Building_Space_With_Words - Exploring The Intersections Between Physical and Virtual Spaces
AN INTERACTIVE MULTIMEDIA INSTALLATION TO PREMIERE MARCH 5 AT POLYTECHNIC INSTITUTE OF NYU
Building_Space_with_Words, an innovative interactive multimedia art installation set to premiere at Polytechnic Institute of NYU, is a thought-provoking, metaphorical reflection on virtual space by Anne-Laure Fayard and Aileen Wilson. The exhibit uses the language of art and digital media technologies to deepen our understanding of how space, both physical and virtual, shapes our personal interactions and how our interactions shape space.
“Public spaces have been extended: they have become more than a physical location (such as a park or a coffee shop) in which people could congregate and interact with one another and they include “virtual spaces”. Today, with so many people “online” and with so many technologies available for people to interact with one another from anywhere around the globe—email, Skype, Facebook, Twitter and blogging—what constitutes a public space is challenged. Moreover, a multitude of questions arises regarding the impact of technology on social relationships, community identity, business practices” Fayard said.

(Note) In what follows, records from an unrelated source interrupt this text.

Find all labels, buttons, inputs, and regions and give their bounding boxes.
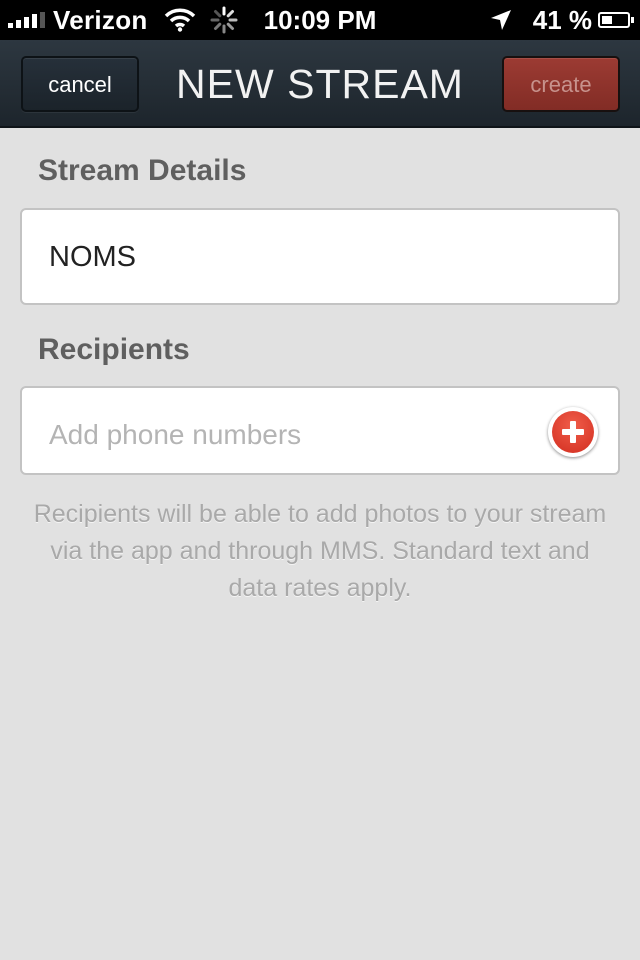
location-arrow-icon xyxy=(490,10,511,30)
stream-name-field[interactable]: NOMS xyxy=(20,208,620,305)
battery-percent: 41 % xyxy=(532,4,592,35)
phone-numbers-input[interactable]: Add phone numbers xyxy=(20,386,620,475)
stream-details-heading: Stream Details xyxy=(38,154,247,187)
recipients-help-text: Recipients will be able to add photos to… xyxy=(33,500,607,602)
phone-numbers-placeholder: Add phone numbers xyxy=(49,419,302,450)
navigation-bar: NEW STREAM cancel create xyxy=(0,40,640,128)
stream-name-value: NOMS xyxy=(49,241,136,273)
create-button[interactable]: create xyxy=(502,56,620,112)
battery-icon xyxy=(598,12,634,28)
add-recipient-button[interactable] xyxy=(548,407,598,457)
status-bar: Verizon 10:09 PM 41 % xyxy=(0,0,640,40)
cancel-button[interactable]: cancel xyxy=(21,56,139,112)
add-circle-icon xyxy=(552,411,594,453)
battery-level-fill xyxy=(602,16,612,24)
status-right: 41 % xyxy=(489,0,634,40)
recipients-heading: Recipients xyxy=(38,333,190,366)
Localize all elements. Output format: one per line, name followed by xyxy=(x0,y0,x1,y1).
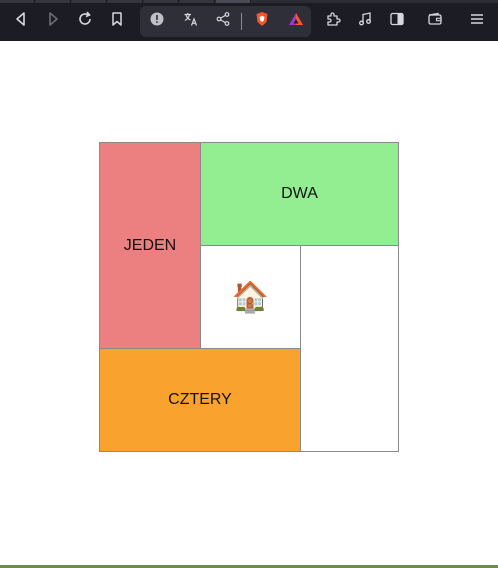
brave-rewards-button[interactable] xyxy=(283,8,309,34)
wallet-button[interactable] xyxy=(422,8,448,34)
extensions-icon xyxy=(325,11,341,32)
share-icon xyxy=(215,11,231,32)
bookmark-icon xyxy=(109,11,125,32)
sidebar-icon xyxy=(389,11,405,32)
reload-icon xyxy=(77,10,93,32)
urlbar-divider xyxy=(241,13,242,30)
tab[interactable] xyxy=(144,0,179,3)
layout-grid: JEDEN DWA 🏠 CZTERY xyxy=(99,142,399,452)
reload-button[interactable] xyxy=(72,8,98,34)
cell-jeden-label: JEDEN xyxy=(123,236,177,254)
cell-cztery: CZTERY xyxy=(99,348,301,452)
forward-icon xyxy=(45,11,61,32)
tab[interactable] xyxy=(0,0,35,3)
cell-dwa-label: DWA xyxy=(281,185,318,202)
bookmark-button[interactable] xyxy=(104,8,130,34)
cell-jeden: JEDEN xyxy=(99,142,201,349)
forward-button[interactable] xyxy=(40,8,66,34)
translate-icon xyxy=(183,11,199,32)
cell-cztery-label: CZTERY xyxy=(168,391,232,408)
brave-shields-icon xyxy=(254,11,270,32)
share-button[interactable] xyxy=(210,8,236,34)
info-icon xyxy=(149,11,165,32)
site-info-button[interactable] xyxy=(144,8,170,34)
brave-shields-button[interactable] xyxy=(249,8,275,34)
sidebar-button[interactable] xyxy=(384,8,410,34)
tab-strip xyxy=(0,0,498,3)
tab-active[interactable] xyxy=(216,0,251,3)
cell-right-empty xyxy=(300,245,399,452)
tab[interactable] xyxy=(180,0,215,3)
tab[interactable] xyxy=(72,0,107,3)
brave-rewards-icon xyxy=(288,11,304,32)
wallet-icon xyxy=(427,11,443,32)
extensions-button[interactable] xyxy=(320,8,346,34)
menu-button[interactable] xyxy=(464,8,490,34)
media-button[interactable] xyxy=(352,8,378,34)
menu-icon xyxy=(469,11,485,32)
cell-home: 🏠 xyxy=(200,245,301,349)
house-icon: 🏠 xyxy=(231,280,270,314)
back-icon xyxy=(13,11,29,32)
media-icon xyxy=(357,11,373,32)
browser-toolbar xyxy=(0,0,498,41)
tab[interactable] xyxy=(108,0,143,3)
tab[interactable] xyxy=(36,0,71,3)
back-button[interactable] xyxy=(8,8,34,34)
cell-dwa: DWA xyxy=(200,142,399,246)
translate-button[interactable] xyxy=(178,8,204,34)
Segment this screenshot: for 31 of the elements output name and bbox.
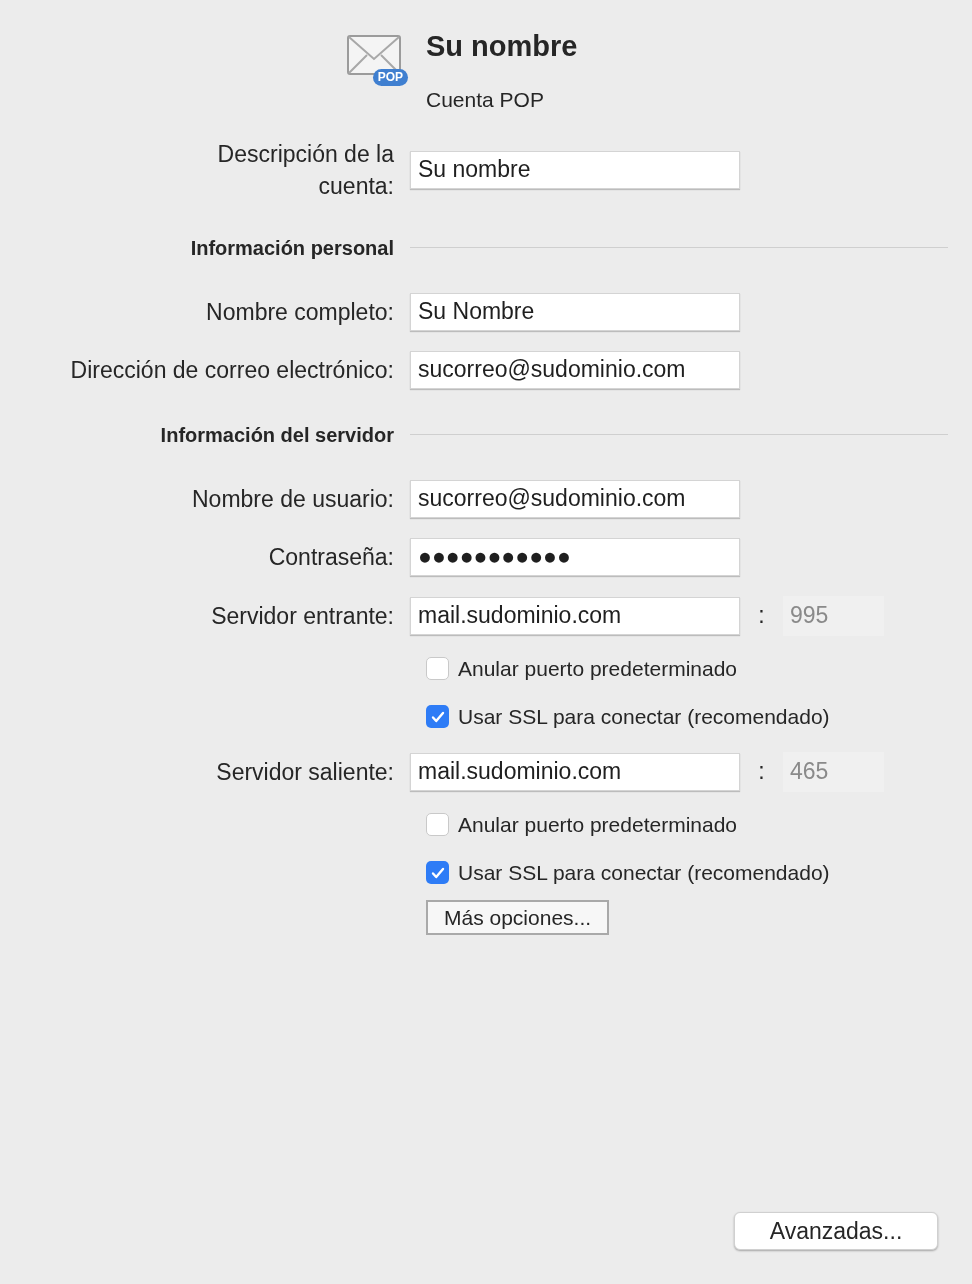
text-field[interactable]: mail.sudominio.com [410,752,740,791]
field-label: Nombre de usuario: [192,484,394,514]
field-label: Servidor entrante: [211,601,394,631]
text-field[interactable]: sucorreo@sudominio.com [410,479,740,518]
account-type: Cuenta POP [426,87,545,113]
checkbox-label: Usar SSL para conectar (recomendado) [458,703,830,730]
text-field[interactable]: mail.sudominio.com [410,596,740,635]
section-heading: Información personal [190,235,394,261]
checkbox-label: Anular puerto predeterminado [458,655,737,682]
checkbox[interactable] [426,657,449,680]
field-label: Servidor saliente: [216,757,394,787]
port-separator: : [757,601,766,631]
advanced-button[interactable]: Avanzadas... [734,1212,938,1250]
section-heading: Información del servidor [160,422,394,448]
field-label: Contraseña: [268,542,394,572]
checkbox[interactable] [426,861,449,884]
checkbox-label: Anular puerto predeterminado [458,811,737,838]
checkbox[interactable] [426,813,449,836]
checkbox[interactable] [426,705,449,728]
field-label: Descripción de la cuenta: [217,139,394,201]
pop-badge: POP [372,69,408,86]
account-title: Su nombre [426,29,578,64]
text-field[interactable]: Su Nombre [410,292,740,331]
text-field[interactable]: ●●●●●●●●●●● [410,537,740,576]
text-field[interactable]: Su nombre [410,150,740,189]
field-label: Dirección de correo electrónico: [70,355,394,385]
field-label: Nombre completo: [206,297,394,327]
checkbox-label: Usar SSL para conectar (recomendado) [458,859,830,886]
port-separator: : [757,757,766,787]
text-field[interactable]: sucorreo@sudominio.com [410,350,740,389]
more-options-button[interactable]: Más opciones... [426,899,610,935]
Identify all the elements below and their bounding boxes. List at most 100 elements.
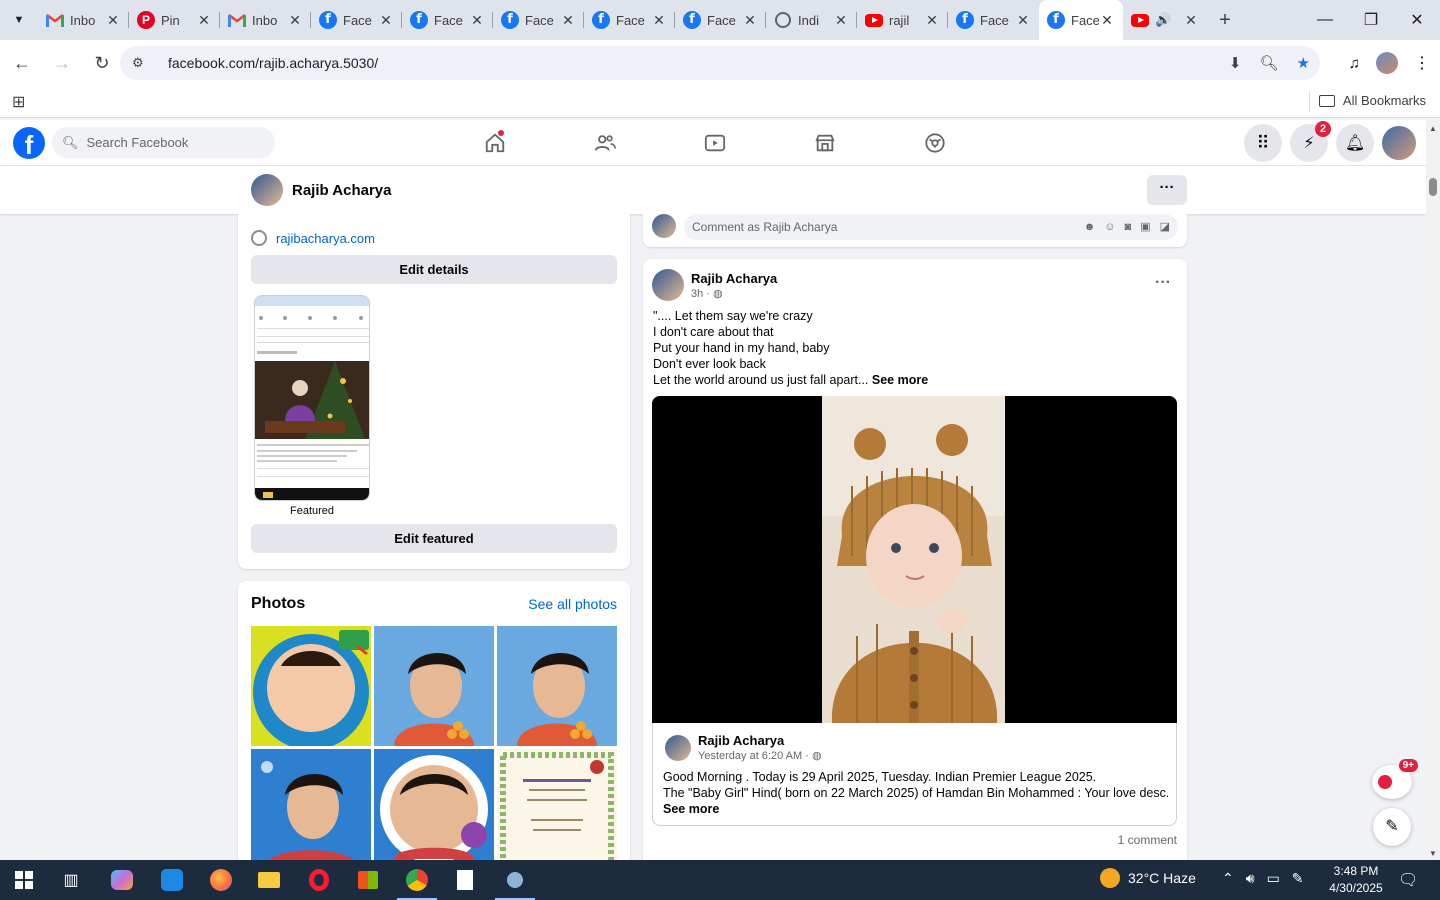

“Understanding how the ‘dimensions’ of ‘virtual space’ can trigger interactions, relationships, and communities is crucial in today’s world, where societies are increasingly global, organizations are distributed, and a growing number of people are participating in blogs, online forums and other technology platforms for social networking and business.”
Building_Space_with_Words, designed by Anne-Laure Fayard, a social scientist and assistant professor of management at NYU-Poly and Aileen Wilson, associate professor of art and design education at Pratt Institute, will open March 5 at NYU-Poly’s MetroTech campus in the Wunsch Building located at 311 Bridge Street in Downtown Brooklyn.
Building_Space_with_Words grew out of Fayard’s attempt to explore the relationship between two venues of her research―space and informal interactions and language, and the building of shared cultures in online communities―and present her ideas through a different medium—the language of art—rather than the usual academic paper.
“Quite often,” says Fayard, “discourse from the social sciences offers a theoretical framework for a work of art, putting words around the piece and verbalizing and theorizing its meaning. In Building_Space_with_Words the approach is reverse.”
The installation explores at different levels the interactions between the physical and virtual realms. The physical component of the installation is a maze of semi-transparent panels onto which flickering digital text is projected—enveloping the visitor and creating the feeling of “being in communication” and “living in language.” A sound track, composed of sounds heard in both public spaces and virtual spaces (e.g. clicks and typing) and of voices talking in many different languages mirrors the projected texts creating a space of its own, and surrounding the visitor in a space of spoken text. In the center of the maze the visitors are invited on a “semantic voyage” through touch screen computers, which heightens the experience of the installation.
The projected text is taken from the Building_Space_with_Words blog—the virtual component of the work. Over the last few months, Fayard and Wilson have invited contributors from a wide variety of fields—art, architecture, design, organization behavior, sociology—into a fascinating dialogue on space.